Every interplanetary robotic mission has had its technological “firsts,” and each has had its impact on the design of the missions that would follow. We’ve gone from small rovers to larger ones, from very human-dependent robots to ones that possess degrees of autonomy. It’s impossible to at this early stage to even begin to understand what Curiosity’s science legacy will be, but from a technological standpoint its legacy is already taking shape–to see it, you simply have to read between this week’s headlines. There are a few things we can extrapolate from Curiosity’s successful landing that will have huge impacts on robotic space exploration going forward.
 
We can put big things in places we couldn’t before

“I think this is an example of how the ambitions of the robotic exploration community keep expanding,” Dr. Robert Gold, Chief Technologist of the Space Department at Johns Hopkins Advanced Physics Lab, says of the MSL mission. “We started with the Sojourner rover [part of the Mars Pathfinder mission] that was about the size of my briefcase. Then we had Spirit and Opportunity, which were about the size of a desk. Now we’ve got Curiosity–about the size of a small car.”
 
This uptick in size is no accident, and it wasn’t easy to engineer. With each successive Mars rover and lander mission, spaceflight engineers kept coming up with new ways to get larger objects and more science instruments onto the Martian surface because the solution that worked for the previous mission generally wouldn’t scale up for the newer, larger payload.
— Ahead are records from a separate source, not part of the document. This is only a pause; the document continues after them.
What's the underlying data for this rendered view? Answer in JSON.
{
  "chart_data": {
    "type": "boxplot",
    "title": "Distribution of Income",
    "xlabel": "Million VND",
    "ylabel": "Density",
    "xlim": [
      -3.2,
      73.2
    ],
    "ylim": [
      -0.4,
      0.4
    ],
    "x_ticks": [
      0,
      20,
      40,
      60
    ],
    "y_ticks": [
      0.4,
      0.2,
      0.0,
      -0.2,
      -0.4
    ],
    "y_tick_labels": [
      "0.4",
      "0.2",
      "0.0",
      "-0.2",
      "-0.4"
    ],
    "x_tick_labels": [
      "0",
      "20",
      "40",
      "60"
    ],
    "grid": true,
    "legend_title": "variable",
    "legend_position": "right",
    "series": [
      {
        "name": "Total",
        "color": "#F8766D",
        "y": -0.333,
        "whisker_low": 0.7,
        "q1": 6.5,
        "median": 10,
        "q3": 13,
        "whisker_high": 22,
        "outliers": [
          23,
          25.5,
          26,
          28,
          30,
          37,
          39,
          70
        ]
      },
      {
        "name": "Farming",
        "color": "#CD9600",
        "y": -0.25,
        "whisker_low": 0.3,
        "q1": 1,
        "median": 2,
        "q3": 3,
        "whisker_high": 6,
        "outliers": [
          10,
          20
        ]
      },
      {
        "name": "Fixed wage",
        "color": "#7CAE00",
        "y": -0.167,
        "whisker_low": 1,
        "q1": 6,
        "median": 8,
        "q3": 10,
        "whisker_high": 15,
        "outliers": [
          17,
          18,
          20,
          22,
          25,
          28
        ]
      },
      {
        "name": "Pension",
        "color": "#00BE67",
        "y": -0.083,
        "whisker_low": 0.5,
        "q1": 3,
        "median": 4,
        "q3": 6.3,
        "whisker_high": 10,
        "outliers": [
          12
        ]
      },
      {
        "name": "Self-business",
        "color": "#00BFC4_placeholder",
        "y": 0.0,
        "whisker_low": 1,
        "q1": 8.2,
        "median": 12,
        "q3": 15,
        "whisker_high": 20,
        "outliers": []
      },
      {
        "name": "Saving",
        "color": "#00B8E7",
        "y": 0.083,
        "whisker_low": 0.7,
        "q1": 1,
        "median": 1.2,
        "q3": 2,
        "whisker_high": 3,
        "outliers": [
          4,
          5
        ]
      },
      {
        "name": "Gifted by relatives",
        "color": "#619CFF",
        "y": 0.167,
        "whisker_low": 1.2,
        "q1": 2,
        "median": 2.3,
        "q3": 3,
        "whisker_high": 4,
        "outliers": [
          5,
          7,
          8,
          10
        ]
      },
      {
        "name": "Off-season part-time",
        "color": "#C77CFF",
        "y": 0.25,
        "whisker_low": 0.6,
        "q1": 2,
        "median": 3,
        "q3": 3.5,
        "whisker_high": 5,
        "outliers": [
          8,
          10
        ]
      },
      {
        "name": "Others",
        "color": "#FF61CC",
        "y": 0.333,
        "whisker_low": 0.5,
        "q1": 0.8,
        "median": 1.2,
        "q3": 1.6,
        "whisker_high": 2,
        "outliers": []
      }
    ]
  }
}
With the sky crane that deposited Curiosity at the bottom of Gale Crater, the problem of scalability seems to have been at least temporarily solved.
 
“We wanted to build a capability to get a metric ton to the surface of mars,” Michael Meyer, lead scientist for NASA’s mars exploration program and program scientist for MSL, says. “So one of the big carry-forward technologies is the whole sky crane apparatus being able to get something that heavy to the surface. This whole system gets rid of the weight of a landing platform, it gets rid of a ramp that would be needed to get off the retro-rockets if it were to land on top of the rockets–we’ve stripped away all of the unnecessary things, and there’s a huge payoff there. It allows us to put something pretty heavy on the surface of mars.”
 
Can it scale to handle even larger payloads? It’s impossible to say without doing some very careful math and modeling, but on its face it seems feasible that we could scale up the sky crane by a factor of two, Meyer says. By a factor of ten? Maybe. The important thing is that NASA put a metric ton on another planetary body. Something that can accurately place that much weight elsewhere in the solar system could deliver future robots, pieces of a future human habitat, an energy source to power a fleet of robots–the possibilities are suddenly wide open. Unlike much of NASA’s previous landing technology, it’s a capability with lots of room to grow. Says MSL Project Scientist John Grotzinger of the sky crane: “I think this is the way that all landed Mars missions will be carried out.”